Many school districts are not taking chances. In June, Wake County’s school board clarified a policy that grants school police special access to campus to conduct school-related duties, school board member James Martin said in an email. But when acting in any other capacity, including immigration enforcement, they need a subpoena or warrant.
Wake County Sheriff Donnie Harrison couldn’t be reached for comment but told The News & Observer the revision was unnecessary because deputies inquire about immigration status only of people in jail, adding that school board members “don’t tell my deputies what to do. They work for me.”
Beyond federal agreements between police and federal agencies, many city agencies and immigration authorities already have a history of collaboration, said Harold Jordan, a senior policy advocate at the American Civil Liberties Union of Pennsylvania. In fact, a majority offer informal, voluntary assistance, according to a December survey by the Immigrant Legal Resource Center.
In testimony before the Senate Committee on Homeland Security and Governmental Affairs, Sini said combatting MS-13 requires “a particular focus on the unaccompanied alien children population.” But a similar initiative six years before could hold some important lessons for authorities in Brentwood.

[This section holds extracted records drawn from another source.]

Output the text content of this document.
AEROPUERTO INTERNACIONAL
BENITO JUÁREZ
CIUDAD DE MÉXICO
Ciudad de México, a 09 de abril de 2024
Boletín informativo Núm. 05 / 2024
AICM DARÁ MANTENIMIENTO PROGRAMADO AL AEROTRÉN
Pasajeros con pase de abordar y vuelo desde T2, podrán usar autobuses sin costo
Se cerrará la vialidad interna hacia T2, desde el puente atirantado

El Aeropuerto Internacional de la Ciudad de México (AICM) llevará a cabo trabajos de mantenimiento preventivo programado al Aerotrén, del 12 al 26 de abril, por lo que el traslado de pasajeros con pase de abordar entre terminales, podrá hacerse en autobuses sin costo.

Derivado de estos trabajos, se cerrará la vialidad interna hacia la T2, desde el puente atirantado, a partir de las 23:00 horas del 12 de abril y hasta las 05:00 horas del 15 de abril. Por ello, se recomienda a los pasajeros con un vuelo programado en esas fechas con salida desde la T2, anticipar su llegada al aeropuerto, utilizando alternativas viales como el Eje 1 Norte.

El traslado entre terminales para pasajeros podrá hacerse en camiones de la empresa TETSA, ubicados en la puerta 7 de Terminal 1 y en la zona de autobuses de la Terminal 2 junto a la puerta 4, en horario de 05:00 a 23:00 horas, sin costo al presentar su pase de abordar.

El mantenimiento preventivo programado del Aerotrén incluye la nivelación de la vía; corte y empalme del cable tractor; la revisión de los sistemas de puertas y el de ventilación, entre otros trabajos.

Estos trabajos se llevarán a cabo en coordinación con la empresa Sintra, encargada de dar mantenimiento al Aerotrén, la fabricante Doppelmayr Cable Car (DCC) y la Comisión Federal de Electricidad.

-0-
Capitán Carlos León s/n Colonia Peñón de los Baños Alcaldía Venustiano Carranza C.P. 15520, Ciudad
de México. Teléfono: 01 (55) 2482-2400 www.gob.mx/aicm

In 2011, immigrant rights groups in Carbondale, Colorado, accused a school resource officer — who also served on an ICE anti-gang task force — of racially profiling Latino students. Police Chief Gene Schilling denied the charge and said the program, which wasn’t designed to enforce immigration laws, helped reduce the gang presence in Carbondale schools. But in the process, he said, the police department lost the trust of the community it served.
“If you asked me today, ‘Would you do it again?’ I’d say, ‘There ain’t no way,’ ” Schilling said.